[New Plugin] TNCC - Readability

Hi to all bubblers !

I’ve just released a new plugin : TNCC - Readability.
It’s an adaptation to Bubble of the Readability library, a standalone version of the readability library used for Firefox Reader View.

“Reader View is a Firefox feature that strips away clutter like buttons, ads, background images, and videos […]” (Firefox Reader View for clutter-free web pages | Firefox Help)

You can consider this plugin as web scraping of any blog article to get some metadata, a light html version of the article and a text-only version.

=== SETUP ===
Drop the element on your page

2 actions are available from the plugin :

Parse :
This actions take a HTML string as parameter.
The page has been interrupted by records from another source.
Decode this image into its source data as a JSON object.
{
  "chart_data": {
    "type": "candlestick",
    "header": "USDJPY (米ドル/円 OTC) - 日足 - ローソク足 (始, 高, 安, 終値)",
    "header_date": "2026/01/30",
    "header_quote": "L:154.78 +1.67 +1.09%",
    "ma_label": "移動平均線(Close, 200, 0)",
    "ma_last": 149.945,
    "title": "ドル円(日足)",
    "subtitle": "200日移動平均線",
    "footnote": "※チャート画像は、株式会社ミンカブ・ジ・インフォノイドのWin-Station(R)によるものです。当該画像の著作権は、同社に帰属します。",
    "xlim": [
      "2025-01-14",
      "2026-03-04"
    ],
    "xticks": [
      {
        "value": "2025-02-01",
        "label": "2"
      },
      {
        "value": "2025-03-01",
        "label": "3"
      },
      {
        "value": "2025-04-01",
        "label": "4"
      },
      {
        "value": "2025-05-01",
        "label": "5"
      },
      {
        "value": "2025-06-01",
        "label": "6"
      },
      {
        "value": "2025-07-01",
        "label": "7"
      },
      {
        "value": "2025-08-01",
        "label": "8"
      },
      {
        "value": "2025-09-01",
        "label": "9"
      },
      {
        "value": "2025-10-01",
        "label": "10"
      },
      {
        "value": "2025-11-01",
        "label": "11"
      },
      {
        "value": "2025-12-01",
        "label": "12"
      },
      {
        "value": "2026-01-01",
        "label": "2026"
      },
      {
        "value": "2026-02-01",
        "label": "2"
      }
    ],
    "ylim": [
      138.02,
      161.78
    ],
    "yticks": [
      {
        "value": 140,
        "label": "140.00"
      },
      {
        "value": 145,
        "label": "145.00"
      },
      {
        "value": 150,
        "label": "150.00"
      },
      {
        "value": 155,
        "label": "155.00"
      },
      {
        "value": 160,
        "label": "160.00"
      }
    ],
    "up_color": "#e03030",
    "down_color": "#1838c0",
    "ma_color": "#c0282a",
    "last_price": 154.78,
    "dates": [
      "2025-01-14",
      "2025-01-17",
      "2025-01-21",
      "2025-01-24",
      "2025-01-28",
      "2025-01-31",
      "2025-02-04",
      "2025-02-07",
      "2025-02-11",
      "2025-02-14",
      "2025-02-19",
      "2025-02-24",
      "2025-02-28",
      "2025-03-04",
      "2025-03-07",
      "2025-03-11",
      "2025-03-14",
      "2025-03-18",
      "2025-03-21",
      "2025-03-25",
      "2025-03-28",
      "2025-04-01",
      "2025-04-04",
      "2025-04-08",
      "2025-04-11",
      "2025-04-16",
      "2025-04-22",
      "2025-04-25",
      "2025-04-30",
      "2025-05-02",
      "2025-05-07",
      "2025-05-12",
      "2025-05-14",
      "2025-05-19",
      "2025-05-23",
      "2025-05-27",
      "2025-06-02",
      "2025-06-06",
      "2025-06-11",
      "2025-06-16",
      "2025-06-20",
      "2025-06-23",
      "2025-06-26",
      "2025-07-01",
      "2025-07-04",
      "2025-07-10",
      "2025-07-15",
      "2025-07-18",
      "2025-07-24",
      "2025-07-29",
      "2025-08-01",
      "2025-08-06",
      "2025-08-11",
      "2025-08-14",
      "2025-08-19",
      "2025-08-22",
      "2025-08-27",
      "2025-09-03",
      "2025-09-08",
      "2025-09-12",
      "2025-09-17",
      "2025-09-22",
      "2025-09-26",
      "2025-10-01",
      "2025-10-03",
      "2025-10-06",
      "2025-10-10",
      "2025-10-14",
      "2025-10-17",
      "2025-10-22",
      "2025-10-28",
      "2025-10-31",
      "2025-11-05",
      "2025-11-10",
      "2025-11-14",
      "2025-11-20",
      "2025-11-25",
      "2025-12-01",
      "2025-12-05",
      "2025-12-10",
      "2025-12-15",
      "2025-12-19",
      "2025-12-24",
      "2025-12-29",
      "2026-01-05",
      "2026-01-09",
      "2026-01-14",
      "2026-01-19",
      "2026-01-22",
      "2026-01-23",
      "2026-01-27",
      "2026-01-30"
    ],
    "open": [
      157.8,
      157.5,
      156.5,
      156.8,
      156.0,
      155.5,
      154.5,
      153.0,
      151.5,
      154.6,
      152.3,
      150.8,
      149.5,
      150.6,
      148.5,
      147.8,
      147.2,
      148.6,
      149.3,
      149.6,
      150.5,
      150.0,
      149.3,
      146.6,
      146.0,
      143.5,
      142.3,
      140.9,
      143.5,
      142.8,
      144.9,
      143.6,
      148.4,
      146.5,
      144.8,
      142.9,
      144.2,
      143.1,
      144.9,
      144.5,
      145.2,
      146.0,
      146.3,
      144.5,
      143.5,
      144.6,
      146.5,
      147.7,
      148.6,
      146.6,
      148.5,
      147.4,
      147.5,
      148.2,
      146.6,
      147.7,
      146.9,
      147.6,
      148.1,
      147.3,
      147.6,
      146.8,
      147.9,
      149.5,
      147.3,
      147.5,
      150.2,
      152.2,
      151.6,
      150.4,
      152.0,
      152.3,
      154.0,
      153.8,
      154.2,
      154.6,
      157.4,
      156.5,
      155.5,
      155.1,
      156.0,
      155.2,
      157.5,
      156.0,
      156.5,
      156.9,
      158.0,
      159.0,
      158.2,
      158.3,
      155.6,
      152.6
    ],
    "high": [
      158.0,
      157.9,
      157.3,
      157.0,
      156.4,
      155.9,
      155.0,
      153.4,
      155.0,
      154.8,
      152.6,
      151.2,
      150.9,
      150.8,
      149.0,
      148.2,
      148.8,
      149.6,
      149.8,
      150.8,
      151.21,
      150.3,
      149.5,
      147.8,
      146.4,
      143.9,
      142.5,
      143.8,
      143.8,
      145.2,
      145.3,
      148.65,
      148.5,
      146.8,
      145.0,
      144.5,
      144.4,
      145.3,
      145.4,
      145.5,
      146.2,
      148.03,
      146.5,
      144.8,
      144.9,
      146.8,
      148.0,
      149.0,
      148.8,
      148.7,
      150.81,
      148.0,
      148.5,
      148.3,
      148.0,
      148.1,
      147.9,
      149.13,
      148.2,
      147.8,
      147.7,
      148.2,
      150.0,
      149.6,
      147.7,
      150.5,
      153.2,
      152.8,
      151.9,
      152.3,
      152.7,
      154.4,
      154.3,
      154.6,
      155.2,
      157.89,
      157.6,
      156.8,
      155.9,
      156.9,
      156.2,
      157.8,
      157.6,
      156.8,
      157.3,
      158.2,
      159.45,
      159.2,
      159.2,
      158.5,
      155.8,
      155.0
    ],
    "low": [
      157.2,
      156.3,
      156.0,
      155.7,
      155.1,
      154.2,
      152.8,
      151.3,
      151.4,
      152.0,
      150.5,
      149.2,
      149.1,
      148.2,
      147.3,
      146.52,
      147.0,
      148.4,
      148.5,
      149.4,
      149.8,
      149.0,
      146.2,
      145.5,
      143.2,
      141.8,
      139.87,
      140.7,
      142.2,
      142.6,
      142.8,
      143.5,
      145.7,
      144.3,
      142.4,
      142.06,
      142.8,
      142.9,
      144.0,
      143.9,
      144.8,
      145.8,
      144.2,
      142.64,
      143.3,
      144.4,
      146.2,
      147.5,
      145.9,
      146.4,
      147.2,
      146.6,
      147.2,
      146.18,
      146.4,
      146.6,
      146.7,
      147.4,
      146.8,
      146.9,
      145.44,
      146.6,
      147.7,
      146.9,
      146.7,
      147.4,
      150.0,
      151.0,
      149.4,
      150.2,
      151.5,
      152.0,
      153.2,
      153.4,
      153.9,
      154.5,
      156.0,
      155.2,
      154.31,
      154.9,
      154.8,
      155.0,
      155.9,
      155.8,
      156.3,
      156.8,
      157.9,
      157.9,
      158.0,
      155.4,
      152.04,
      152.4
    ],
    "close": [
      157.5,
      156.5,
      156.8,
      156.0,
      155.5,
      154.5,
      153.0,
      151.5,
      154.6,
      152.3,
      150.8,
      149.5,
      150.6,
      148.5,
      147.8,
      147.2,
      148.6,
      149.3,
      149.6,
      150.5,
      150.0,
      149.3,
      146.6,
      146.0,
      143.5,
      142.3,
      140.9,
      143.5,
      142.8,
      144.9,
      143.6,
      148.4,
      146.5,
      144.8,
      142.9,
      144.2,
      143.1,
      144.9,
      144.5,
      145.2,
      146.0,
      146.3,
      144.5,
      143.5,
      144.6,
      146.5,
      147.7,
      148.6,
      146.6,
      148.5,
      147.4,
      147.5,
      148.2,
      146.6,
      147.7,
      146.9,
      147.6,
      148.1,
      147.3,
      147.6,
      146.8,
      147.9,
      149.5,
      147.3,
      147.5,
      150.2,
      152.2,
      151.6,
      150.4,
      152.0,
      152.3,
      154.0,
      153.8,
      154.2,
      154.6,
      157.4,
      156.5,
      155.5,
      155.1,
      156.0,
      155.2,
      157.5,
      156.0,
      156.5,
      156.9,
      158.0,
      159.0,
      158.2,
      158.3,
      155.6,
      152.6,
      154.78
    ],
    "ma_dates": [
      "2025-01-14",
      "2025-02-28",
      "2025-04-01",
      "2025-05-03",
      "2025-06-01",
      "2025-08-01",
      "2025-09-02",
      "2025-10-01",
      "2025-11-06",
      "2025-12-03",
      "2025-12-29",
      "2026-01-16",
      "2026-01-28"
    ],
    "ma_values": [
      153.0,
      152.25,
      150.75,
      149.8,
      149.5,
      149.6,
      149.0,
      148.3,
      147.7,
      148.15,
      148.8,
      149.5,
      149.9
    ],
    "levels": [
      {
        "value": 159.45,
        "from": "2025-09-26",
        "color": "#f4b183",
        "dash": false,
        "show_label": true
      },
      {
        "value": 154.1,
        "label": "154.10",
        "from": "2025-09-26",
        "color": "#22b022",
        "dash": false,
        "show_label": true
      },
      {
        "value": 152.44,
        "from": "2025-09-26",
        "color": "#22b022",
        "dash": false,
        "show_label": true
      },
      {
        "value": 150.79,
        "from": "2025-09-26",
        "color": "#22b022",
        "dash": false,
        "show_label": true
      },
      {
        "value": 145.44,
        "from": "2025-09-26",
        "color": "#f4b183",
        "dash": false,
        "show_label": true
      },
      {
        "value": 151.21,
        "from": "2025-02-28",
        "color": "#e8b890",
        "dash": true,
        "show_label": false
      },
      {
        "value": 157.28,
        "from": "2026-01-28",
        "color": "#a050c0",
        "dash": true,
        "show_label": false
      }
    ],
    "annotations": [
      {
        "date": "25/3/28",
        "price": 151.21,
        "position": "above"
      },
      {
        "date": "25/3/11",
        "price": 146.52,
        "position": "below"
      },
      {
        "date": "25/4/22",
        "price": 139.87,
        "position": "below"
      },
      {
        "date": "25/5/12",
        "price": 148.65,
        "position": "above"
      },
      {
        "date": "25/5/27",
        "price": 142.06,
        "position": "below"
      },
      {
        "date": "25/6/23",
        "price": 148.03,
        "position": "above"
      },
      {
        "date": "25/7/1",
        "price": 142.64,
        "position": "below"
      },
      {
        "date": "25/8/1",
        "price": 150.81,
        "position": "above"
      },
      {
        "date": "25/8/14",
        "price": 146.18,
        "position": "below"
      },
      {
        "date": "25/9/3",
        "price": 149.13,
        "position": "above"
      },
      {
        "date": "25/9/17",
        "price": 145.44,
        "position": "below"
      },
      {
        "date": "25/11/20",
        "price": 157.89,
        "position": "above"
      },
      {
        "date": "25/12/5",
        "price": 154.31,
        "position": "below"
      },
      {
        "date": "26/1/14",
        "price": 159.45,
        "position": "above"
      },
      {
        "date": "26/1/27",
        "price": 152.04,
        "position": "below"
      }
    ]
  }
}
It then parses the string to remove all the HTML not necessary to read its main content (buttons, ads, background images, and videos)
To get the result, use the Element Event “Parsed” to access the following results :

  • title : title of the web page
  • content : HTML content of the parsed web page
  • text : text content of the parsed webpage (stripped from HTML tags)
  • length : length in characters of the text
  • excerpt : Text description or short excerpt from the text (from web page metadata)
  • author metadata : author metadata (from web page metadata)
  • siteName : web site name
  • lang : Language of the text

Parse URL :
This actions take an URL string as parameter.
It returns the ‘html_body’ of the URL.
You can then use this result in the “Parse” action above to get its content.

You can get the plugin here : TNCC - Readability Plugin | Bubble

And the Demo page here : The NoCode Company Demos

Any feedback appreciated and any request to improve the plugin also :slight_smile:

Enjoy !